I first came across fellow worker Rosement and his equally improbable and kindly wife Penelope a few years ago, in the course of researching NZ's early radical literary traditions. I was startled to discover that a vast proportion of the wave of imported leftist reading matter (and it was practically all imported) which fed the dreams and desires of the largely autodidactic radical labour movement in the early 20th century originated from a single source, the Chicago-based Charles H. Kerr publishing house. It was equally surprising to learn that the company was still vigorously extant, its original principles intact, turning out many marvellous books annually under the slogan "Subversive literature for all the family".
So I sent them my research on the NZ connection with their business, and Franklin (who had bought the company in the 70s to save it from insolvency) responded at characteristic length and generosity, sending me signed copies of several of his own works (including the biography of Joe Hill you mention above) and inviting me to contribute to a forthcoming one, a revised edition of the Haymarket Scrapbook.
So I did, and we kept in touch, sending each other good stuff we'd come across and news of our local communities. I've never had a livelier, more welcome correspondent. He usually addressed me as Fellow Worker, meaning he saw me as a Wobbly like himself, and I wish I truly deserved such a tribute.
I also wish we'd managed to meet up, and that he'd lived to finish a few more works in progress. But it would have been a tango of a tangi for old Franklin.
Give them hell in heaven, you old bugger.
Mark Derby
Mark,
I still have your copies of Franklin's books! I just realised as I posted a tribute up on my blog.
Just say the word and I will give them back (even though it would be hard to give up 'Joe Hill'!)
Jared Davidson
Sometime you get a wrong number.
"Hello, I'm comin' Louise. Don't you worry."
"Hello--excuse me? I think you have the wrong number."
"Louise?"
"No. This is not Louise."
I hang up.
L_O_U_I_S_E_?
I had not received a wrong number in years.
I thought it strange this silly, annoying wrong number.
I had just been to Franklin Rosemont's funeral. Waldheim Cemetery. Very sad day. I cried.

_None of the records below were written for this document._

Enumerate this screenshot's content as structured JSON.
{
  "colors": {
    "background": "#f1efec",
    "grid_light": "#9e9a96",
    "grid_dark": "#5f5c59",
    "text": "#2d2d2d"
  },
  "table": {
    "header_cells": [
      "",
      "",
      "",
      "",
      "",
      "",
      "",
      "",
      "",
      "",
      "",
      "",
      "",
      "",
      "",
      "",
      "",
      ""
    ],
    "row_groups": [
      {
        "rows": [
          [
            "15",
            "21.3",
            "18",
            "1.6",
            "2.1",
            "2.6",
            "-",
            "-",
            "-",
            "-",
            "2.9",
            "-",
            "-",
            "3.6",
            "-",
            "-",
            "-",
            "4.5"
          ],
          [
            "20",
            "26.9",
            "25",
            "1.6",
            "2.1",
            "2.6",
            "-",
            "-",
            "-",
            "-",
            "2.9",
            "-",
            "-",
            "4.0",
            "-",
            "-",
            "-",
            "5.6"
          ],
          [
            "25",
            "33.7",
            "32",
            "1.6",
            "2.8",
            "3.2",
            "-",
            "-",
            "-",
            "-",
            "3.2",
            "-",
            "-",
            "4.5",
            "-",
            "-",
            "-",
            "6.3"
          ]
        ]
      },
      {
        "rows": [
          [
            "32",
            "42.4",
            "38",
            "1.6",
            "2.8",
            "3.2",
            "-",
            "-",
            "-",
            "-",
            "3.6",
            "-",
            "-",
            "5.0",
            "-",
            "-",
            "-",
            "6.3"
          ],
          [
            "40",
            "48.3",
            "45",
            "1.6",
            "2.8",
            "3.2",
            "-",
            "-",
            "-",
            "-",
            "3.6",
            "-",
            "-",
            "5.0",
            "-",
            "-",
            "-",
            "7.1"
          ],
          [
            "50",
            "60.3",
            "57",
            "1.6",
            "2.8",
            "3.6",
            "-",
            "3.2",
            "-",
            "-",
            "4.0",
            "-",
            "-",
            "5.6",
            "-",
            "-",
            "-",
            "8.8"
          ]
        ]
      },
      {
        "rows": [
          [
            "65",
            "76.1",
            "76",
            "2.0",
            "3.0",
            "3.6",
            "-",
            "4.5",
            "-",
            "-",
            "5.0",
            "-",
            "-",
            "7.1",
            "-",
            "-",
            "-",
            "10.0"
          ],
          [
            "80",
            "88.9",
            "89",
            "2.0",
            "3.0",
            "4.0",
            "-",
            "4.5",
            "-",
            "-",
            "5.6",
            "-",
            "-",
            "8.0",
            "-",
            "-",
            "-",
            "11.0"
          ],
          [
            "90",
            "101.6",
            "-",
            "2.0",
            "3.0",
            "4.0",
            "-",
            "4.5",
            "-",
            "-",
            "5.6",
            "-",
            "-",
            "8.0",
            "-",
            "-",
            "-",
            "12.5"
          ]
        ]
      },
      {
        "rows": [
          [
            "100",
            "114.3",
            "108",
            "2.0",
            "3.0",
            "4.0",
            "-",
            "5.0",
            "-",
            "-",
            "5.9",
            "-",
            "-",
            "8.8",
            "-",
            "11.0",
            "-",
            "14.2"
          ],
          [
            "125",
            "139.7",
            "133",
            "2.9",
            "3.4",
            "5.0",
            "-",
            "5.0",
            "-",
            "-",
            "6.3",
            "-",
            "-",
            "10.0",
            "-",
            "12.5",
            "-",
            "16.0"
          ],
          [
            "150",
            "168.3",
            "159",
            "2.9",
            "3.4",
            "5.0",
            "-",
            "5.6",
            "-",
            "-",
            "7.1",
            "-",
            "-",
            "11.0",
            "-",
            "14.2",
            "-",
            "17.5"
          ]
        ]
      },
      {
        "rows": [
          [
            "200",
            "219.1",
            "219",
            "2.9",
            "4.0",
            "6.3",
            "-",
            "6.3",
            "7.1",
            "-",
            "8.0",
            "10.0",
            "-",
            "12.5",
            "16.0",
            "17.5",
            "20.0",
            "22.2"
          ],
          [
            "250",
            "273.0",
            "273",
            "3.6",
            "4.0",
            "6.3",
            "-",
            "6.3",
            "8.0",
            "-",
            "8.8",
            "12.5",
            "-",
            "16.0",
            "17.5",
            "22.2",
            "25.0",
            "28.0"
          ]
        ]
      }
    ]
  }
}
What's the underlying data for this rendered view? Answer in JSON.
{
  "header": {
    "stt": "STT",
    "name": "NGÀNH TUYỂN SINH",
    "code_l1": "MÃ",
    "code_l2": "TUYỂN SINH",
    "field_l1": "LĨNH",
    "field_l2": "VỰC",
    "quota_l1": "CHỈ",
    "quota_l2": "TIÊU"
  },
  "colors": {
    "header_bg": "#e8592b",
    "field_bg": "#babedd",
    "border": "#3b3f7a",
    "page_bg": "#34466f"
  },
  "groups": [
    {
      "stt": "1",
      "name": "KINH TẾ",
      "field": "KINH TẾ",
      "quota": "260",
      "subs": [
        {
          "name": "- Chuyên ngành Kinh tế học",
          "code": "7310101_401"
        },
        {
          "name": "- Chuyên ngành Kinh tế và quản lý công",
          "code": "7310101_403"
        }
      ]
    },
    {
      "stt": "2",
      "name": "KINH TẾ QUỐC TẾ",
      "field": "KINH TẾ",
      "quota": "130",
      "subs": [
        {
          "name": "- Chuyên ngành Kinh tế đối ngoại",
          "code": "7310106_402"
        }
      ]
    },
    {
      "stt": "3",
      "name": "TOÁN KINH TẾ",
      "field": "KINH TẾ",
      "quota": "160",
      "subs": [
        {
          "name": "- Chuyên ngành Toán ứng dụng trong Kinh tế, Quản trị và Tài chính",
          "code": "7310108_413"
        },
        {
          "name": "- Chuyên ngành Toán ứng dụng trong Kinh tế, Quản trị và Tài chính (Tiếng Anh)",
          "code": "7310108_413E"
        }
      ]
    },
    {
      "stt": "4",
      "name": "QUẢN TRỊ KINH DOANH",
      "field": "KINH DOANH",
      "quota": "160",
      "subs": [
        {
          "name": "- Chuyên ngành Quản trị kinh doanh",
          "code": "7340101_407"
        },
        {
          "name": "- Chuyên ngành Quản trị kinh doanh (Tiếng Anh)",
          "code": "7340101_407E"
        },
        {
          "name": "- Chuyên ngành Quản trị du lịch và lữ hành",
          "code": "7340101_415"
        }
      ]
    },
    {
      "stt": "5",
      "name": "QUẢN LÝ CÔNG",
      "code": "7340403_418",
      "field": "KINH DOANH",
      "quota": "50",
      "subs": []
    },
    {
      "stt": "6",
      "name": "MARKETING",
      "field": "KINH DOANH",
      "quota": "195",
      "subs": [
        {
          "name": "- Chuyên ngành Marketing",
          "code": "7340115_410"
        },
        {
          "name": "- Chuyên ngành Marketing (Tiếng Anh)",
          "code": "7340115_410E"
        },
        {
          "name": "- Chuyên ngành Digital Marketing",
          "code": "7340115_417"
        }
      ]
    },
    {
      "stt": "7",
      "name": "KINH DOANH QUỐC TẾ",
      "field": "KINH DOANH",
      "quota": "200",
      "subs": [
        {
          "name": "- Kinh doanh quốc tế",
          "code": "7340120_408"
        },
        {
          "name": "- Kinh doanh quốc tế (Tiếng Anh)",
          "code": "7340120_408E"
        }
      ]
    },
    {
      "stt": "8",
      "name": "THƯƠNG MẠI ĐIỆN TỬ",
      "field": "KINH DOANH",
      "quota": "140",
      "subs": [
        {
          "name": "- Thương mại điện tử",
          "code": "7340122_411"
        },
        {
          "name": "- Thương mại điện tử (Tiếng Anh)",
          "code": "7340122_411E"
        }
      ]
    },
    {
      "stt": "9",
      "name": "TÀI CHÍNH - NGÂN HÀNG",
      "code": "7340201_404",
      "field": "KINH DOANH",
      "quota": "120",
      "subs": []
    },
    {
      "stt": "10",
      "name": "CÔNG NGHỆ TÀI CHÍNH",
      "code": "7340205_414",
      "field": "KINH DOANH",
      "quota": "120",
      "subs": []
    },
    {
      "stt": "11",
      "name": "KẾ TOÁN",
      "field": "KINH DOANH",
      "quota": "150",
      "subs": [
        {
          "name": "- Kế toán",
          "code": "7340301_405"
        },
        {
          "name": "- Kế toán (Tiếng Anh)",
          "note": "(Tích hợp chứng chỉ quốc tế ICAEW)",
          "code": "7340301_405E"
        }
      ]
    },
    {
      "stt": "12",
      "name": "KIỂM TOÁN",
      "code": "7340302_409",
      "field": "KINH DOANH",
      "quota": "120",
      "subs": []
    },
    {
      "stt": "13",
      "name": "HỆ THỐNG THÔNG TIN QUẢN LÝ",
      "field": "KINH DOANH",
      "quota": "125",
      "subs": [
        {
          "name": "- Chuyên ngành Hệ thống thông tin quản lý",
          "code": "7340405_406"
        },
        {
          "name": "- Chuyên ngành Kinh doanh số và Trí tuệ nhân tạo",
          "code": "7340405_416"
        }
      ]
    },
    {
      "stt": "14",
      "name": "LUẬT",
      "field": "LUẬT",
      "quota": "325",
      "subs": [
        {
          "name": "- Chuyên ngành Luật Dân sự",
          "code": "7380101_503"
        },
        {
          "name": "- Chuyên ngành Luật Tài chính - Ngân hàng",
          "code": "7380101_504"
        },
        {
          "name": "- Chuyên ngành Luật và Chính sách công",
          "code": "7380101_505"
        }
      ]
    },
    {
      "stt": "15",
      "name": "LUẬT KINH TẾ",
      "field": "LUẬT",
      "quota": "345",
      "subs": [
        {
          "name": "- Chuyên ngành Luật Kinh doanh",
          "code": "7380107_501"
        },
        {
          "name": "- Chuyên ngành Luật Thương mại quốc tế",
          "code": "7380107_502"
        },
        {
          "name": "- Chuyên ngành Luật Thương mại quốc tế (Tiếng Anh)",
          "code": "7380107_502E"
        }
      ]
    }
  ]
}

I went home and re-read "An Open Entrance to the Shut Palace of Wrong Numbers"
I cried again and then, I laughed.
passional distractions, fruitfulness of error, desirable improbabilities, objective chance,
spoken doodles, the poetic use of the useless, treasure maps to utopias worth living
Thank you very much for this post; it was a nutritious read. I have a little book on the original surrealist movement, published by Taschen, in which the author mentions most of the membership's inclination toward leftism at that time. I remember not being surprised at this when I first read it 3.5 years ago. I'm certainly not a historian, but atrocity in the name of communism may not have been in full swing at that time. However, with the help of my ingenious baboon engineer, I was rebuilt by a contingency of ghosts into an ectoplasmic nanomachine.

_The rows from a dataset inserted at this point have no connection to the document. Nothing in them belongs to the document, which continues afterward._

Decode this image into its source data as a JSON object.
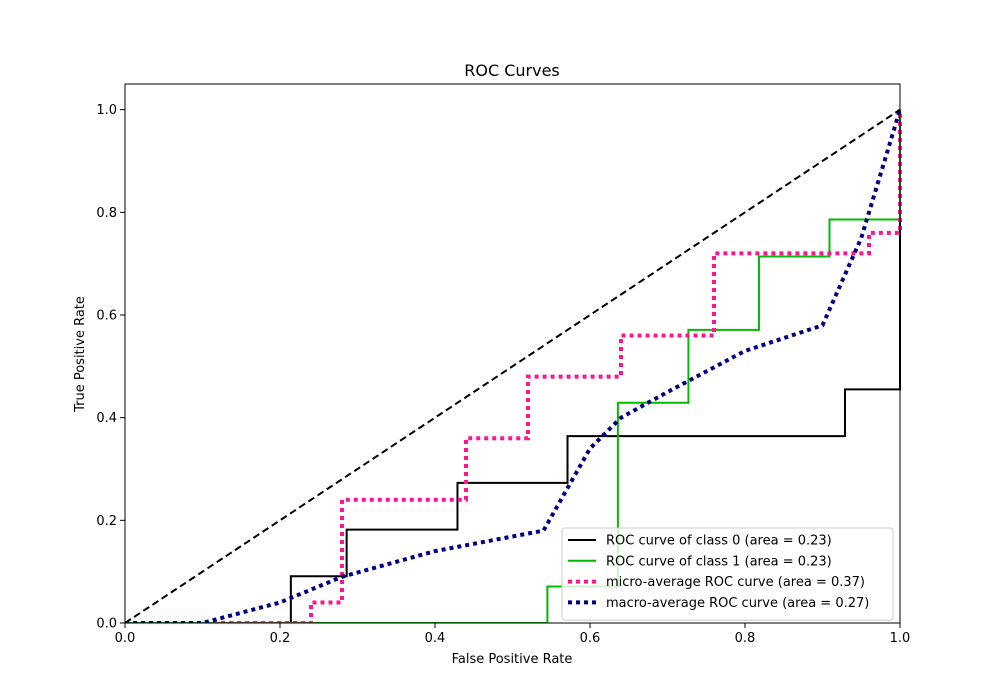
{
  "chart_data": {
    "type": "line",
    "title": "ROC Curves",
    "xlabel": "False Positive Rate",
    "ylabel": "True Positive Rate",
    "xlim": [
      0.0,
      1.0
    ],
    "ylim": [
      0.0,
      1.05
    ],
    "xticks": [
      0.0,
      0.2,
      0.4,
      0.6,
      0.8,
      1.0
    ],
    "yticks": [
      0.0,
      0.2,
      0.4,
      0.6,
      0.8,
      1.0
    ],
    "xtick_labels": [
      "0.0",
      "0.2",
      "0.4",
      "0.6",
      "0.8",
      "1.0"
    ],
    "ytick_labels": [
      "0.0",
      "0.2",
      "0.4",
      "0.6",
      "0.8",
      "1.0"
    ],
    "grid": false,
    "legend_position": "lower-right",
    "series": [
      {
        "name": "ROC curve of class 0 (area = 0.23)",
        "color": "#000000",
        "style": "solid",
        "x": [
          0.0,
          0.214,
          0.214,
          0.214,
          0.286,
          0.286,
          0.429,
          0.429,
          0.571,
          0.571,
          0.929,
          0.929,
          1.0,
          1.0
        ],
        "y": [
          0.0,
          0.0,
          0.091,
          0.091,
          0.091,
          0.182,
          0.182,
          0.273,
          0.273,
          0.364,
          0.364,
          0.455,
          0.455,
          1.0
        ]
      },
      {
        "name": "ROC curve of class 1 (area = 0.23)",
        "color": "#00bb00",
        "style": "solid",
        "x": [
          0.0,
          0.545,
          0.545,
          0.636,
          0.636,
          0.727,
          0.727,
          0.818,
          0.818,
          0.909,
          0.909,
          1.0,
          1.0
        ],
        "y": [
          0.0,
          0.0,
          0.071,
          0.071,
          0.429,
          0.429,
          0.571,
          0.571,
          0.714,
          0.714,
          0.786,
          0.786,
          1.0
        ]
      },
      {
        "name": "micro-average ROC curve (area = 0.37)",
        "color": "#ff1493",
        "style": "dotted",
        "x": [
          0.0,
          0.24,
          0.24,
          0.28,
          0.28,
          0.44,
          0.44,
          0.52,
          0.52,
          0.64,
          0.64,
          0.76,
          0.76,
          0.96,
          0.96,
          1.0,
          1.0
        ],
        "y": [
          0.0,
          0.0,
          0.04,
          0.04,
          0.24,
          0.24,
          0.36,
          0.36,
          0.48,
          0.48,
          0.56,
          0.56,
          0.72,
          0.72,
          0.76,
          0.76,
          1.0
        ]
      },
      {
        "name": "macro-average ROC curve (area = 0.27)",
        "color": "#000080",
        "style": "dotted",
        "x": [
          0.0,
          0.1,
          0.2,
          0.28,
          0.4,
          0.54,
          0.6,
          0.64,
          0.7,
          0.8,
          0.9,
          0.95,
          1.0
        ],
        "y": [
          0.0,
          0.0,
          0.04,
          0.09,
          0.14,
          0.18,
          0.34,
          0.4,
          0.45,
          0.53,
          0.58,
          0.75,
          1.0
        ]
      },
      {
        "color": "#000000",
        "style": "dashed",
        "x": [
          0.0,
          1.0
        ],
        "y": [
          0.0,
          1.0
        ]
      }
    ]
  }
}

David, I believe that yes, a lot has been written about Breton's influence in the US. Check this out:
http://en.wikipedia.org/wiki/View_%28magazine%29
This might be a good place to get some ideas about where to start looking.
Also, if I recall correctly, Mark Polizotti's "Revolution of the Mind" discusses his American sojourn in some detail.
Ernst and Duchamp were also in the US for a long time. Surrealism was very big in the US in the postwar period. Sorry this so short on detail, but it's something.